Cardiac troponin I in patients with coronavirus disease 2019 (COVID-19): Evidence from a meta-analysis.

To the Editor:

Coronavirus disease 2019 (COVID-19) is an emerging outbreak caused by the severe acute respiratory syndrome coronavirus 2 (SARS-CoV-2). According to updated statistics released by the World Health Organization (WHO), COVID-19 has already affected over 110,000 people from over 100 countries worldwide, causing >3800 deaths. In up to 15% of infected patients the clinical course of this pathology may be complicated by the onset of a severe form of interstitial pneumoniae, which may then progress towards acute respiratory distress syndrome (ARDS) and/or multi organ failure (MOF) and death. People with underlying cardiovascular disease are among the highest risk individuals for severe disease and death. Importantly, among the COVID-19 knowledge gaps are laboratory and diagnostics issues as well as the clinical management of severe and critically ill patients. Since major cardiac complications have been reported to develop in a considerable number of patients with pneumonia, we performed an analysis of the current scientific literature to investigate whether the measurement of cardiac troponin I (cTnI) or cardiac troponin T (cTnT) may help predict clinical severity in patients with COVID-19.

An electronic search was carried out in Medline (PubMed interface), Scopus and Web of Science, using the keywords “laboratory” OR “troponin” AND “coronavirus 2019” OR “2019-nCoV” OR “SARS-CoV-2”, between 2019 and present time (i.e., March 4, 2020), without applying language restrictions. The title, abstract and full text of all documents identified with these search criteria were assessed, and those reporting information on cTnT or cTnI values in COVID-19 patients with or without severe disease (i.e., those needing mechanical ventilation, ICU admission or those who died), were included in a meta-analysis. The reference lists of all documents were also analyzed for identifying additional eligible studies. A meta-analysis was finally carried out, with calculation of standardized mean difference (SMD) and 95% confidence interval (95% CI) of cTnI or cTnT values in COVID-19 patients with or without severe disease. The statistical analysis was performed with MetaXL, software Version 5.3 (EpiGear International Pty Ltd., Sunrise Beach, Australia). Mean and standard deviation of cTnI or cTnT values were extrapolated from sample size, median and interquartile range (IQR), according to Hozo et al.

Overall, 81 documents could be initially identified based on our search criteria, 78 of which ought to be excluded after title, abstract or full text reading, since they were review articles (n = 6), commentaries or other editorial materials (n = 1), they did not deal with COVID-19 disease (n = 65), or did not expressly report the values of cTnI or cTnT in COVID-19 patients with or without severe disease (n = 6). One additional study could be identified from reading the reference list of the three selected documents, so that 4 studies were finally included in our meta-analysis.6., 7., 8., 9.

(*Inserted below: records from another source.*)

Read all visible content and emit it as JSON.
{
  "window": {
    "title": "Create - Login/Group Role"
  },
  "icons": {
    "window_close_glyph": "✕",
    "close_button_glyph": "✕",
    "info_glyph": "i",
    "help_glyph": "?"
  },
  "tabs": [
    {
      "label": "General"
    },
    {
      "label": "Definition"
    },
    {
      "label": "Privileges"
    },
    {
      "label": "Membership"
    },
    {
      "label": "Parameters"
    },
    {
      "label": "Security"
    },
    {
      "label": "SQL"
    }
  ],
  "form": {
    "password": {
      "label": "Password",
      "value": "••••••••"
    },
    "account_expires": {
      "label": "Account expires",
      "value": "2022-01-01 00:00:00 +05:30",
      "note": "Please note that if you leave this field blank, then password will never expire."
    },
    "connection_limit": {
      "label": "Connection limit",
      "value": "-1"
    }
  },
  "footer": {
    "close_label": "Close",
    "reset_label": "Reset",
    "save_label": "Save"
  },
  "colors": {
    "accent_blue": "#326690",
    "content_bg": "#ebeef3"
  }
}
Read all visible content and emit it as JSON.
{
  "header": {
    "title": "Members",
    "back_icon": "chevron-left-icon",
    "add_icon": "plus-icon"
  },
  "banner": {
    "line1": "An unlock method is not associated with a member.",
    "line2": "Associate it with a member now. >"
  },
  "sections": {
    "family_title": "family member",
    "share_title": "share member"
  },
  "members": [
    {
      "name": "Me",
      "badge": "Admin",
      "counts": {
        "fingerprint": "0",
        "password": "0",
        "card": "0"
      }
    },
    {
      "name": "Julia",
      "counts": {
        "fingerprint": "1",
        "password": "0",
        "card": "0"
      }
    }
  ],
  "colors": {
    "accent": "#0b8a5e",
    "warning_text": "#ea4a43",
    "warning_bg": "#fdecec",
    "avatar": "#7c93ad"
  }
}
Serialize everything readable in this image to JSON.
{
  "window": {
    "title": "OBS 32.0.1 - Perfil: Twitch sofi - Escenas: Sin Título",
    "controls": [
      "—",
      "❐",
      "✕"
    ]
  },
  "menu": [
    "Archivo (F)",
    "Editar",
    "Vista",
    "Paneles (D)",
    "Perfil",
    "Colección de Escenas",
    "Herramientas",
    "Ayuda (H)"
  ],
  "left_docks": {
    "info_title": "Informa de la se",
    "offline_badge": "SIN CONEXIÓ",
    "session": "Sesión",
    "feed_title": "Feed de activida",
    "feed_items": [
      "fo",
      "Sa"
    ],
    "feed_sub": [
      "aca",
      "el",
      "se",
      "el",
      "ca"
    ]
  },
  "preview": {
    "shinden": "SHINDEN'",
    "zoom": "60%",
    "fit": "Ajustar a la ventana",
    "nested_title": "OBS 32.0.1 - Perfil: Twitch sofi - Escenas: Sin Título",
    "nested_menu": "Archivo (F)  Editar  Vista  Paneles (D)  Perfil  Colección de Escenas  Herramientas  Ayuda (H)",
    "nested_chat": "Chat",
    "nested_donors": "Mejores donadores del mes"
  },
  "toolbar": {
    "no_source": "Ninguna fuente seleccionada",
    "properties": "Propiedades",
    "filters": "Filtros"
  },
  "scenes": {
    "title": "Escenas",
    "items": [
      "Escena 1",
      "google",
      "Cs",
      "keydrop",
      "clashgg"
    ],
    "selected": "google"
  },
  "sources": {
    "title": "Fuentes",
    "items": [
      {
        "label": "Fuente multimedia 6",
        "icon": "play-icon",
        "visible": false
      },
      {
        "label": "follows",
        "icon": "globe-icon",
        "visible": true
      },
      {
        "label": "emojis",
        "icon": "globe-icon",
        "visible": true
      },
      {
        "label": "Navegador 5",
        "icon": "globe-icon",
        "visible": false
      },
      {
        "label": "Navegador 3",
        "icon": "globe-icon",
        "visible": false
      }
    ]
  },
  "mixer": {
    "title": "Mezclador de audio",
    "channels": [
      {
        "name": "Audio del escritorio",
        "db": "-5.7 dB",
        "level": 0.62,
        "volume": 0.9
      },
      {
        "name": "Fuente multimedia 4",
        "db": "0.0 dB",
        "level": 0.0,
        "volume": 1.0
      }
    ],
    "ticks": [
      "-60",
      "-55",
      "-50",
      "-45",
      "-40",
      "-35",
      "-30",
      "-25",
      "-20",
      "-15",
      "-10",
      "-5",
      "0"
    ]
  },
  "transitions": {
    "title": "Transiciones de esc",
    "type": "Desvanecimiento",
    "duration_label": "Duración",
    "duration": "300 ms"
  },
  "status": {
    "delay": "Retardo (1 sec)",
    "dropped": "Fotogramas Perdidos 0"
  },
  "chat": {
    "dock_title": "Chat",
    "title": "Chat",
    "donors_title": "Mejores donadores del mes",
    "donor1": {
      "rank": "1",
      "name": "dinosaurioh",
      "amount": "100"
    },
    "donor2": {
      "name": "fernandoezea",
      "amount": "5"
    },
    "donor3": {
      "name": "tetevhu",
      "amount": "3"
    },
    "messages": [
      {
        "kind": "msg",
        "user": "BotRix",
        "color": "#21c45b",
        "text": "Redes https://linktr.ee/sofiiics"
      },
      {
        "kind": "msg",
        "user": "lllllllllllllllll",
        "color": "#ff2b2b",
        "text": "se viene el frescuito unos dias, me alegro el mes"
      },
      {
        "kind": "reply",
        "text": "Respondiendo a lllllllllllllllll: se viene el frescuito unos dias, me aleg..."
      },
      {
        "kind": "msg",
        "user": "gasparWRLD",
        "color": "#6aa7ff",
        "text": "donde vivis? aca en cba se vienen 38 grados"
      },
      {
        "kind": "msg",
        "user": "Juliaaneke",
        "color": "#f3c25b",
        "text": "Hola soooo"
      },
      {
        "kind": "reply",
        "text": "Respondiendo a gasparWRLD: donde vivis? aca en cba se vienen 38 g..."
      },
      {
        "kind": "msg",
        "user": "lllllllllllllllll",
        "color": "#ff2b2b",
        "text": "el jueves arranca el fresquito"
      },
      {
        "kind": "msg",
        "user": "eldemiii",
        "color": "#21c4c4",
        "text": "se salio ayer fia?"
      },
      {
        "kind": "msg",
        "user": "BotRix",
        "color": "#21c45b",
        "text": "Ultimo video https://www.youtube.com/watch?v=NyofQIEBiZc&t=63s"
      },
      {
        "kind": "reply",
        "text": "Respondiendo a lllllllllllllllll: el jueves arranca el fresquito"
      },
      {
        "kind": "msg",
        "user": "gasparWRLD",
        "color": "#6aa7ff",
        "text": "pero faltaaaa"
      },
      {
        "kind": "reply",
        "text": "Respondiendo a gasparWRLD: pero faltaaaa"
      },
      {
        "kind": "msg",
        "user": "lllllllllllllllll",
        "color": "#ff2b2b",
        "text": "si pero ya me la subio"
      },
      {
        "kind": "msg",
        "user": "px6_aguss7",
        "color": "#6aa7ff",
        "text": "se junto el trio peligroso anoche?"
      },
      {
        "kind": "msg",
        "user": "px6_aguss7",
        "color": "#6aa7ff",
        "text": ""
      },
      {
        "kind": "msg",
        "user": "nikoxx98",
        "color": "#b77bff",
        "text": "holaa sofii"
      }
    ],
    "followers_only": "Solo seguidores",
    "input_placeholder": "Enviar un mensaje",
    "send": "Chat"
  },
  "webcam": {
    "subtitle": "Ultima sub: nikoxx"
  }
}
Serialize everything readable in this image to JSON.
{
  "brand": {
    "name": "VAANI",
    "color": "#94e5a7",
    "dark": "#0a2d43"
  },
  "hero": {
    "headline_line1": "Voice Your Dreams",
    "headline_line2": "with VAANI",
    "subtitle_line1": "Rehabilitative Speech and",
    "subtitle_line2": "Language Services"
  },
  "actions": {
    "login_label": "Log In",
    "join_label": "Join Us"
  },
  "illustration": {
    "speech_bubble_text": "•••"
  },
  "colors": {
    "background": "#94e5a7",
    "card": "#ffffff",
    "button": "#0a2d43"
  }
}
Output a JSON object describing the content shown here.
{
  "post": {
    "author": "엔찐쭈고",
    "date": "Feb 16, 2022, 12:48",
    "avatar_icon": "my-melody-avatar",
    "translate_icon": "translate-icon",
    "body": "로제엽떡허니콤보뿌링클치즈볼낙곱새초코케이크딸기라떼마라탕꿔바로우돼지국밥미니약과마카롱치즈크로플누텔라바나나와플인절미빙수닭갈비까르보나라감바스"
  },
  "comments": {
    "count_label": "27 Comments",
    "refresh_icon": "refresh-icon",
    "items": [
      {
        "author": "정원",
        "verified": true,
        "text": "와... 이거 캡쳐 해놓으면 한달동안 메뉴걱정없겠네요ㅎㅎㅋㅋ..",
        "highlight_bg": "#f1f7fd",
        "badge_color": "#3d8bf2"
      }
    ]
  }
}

All these clinical studies used cTnI (the specific method was not described in the published articles), and all except one reported the use of high-sensitivity immunoassays. All studies were set in China, included a total number of 341 patients (123 with severe disease; 36%), the sample size varied between 12 and 150, whilst the clinical outcome was defined as intensive care unit (ICU) admission in 2 studies , onset of ARDS in another study, and death in the remaining investigation. The SMD of the four studies is summarized in Fig. 1 . Although the heterogeneity was considerably high (i.e., I2, 98%; p < 0.001), the values of cTnI were found to be significantly increased in COVID-19 patients with severe disease than in those without (SMD, 25.6 ng/L; 95% CI, 6.8–44.5 ng/L).

Fig 1

Standardized mean difference (SMD) and 95% confidence interval (95% CI) of cardiac troponin I (cTnI) values in coronavirus disease 2019 (COVID-19) patients with or without severe disease.

Recent literature data has shown that cTnI concentration is only marginally increased in all patients with SARS-CoV-2 infection, whereby values exceeding the 99th percentile in the upper reference limit (URL) can only be observed in 8–12% of positive cases. Nonetheless, what seems to emerge from our results is that cTnI values are significantly increased in patients with severe SARS-CoV-2 infection compared to those with milder forms of disease. It is hence reasonable to hypothesize that initial measurement of cardiac damage biomarkers immediately after hospitalization for SARS-CoV-2 infection, as well as longitudinal monitoring during hospital stay, may help identifying a subset of patients with possible cardiac injury and thereby predict the progression of COVID-19 towards a worse clinical picture. Urgent studies shall also be planned to define whether or not echocardiographic testing and other adjunctive cardioprotective therapies such as corticosteroids, other anti-inflammatory agents, immunosuppressants, antivirals (antiviral agents and/or interferons) and/or immunomodulatory therapy (immunoglobulins) may be advisable in patients with significant elevation of cardiac injury biomarkers.

Statement of conflict of interest

None of the authors have any conflicts of interests with regard to this publication.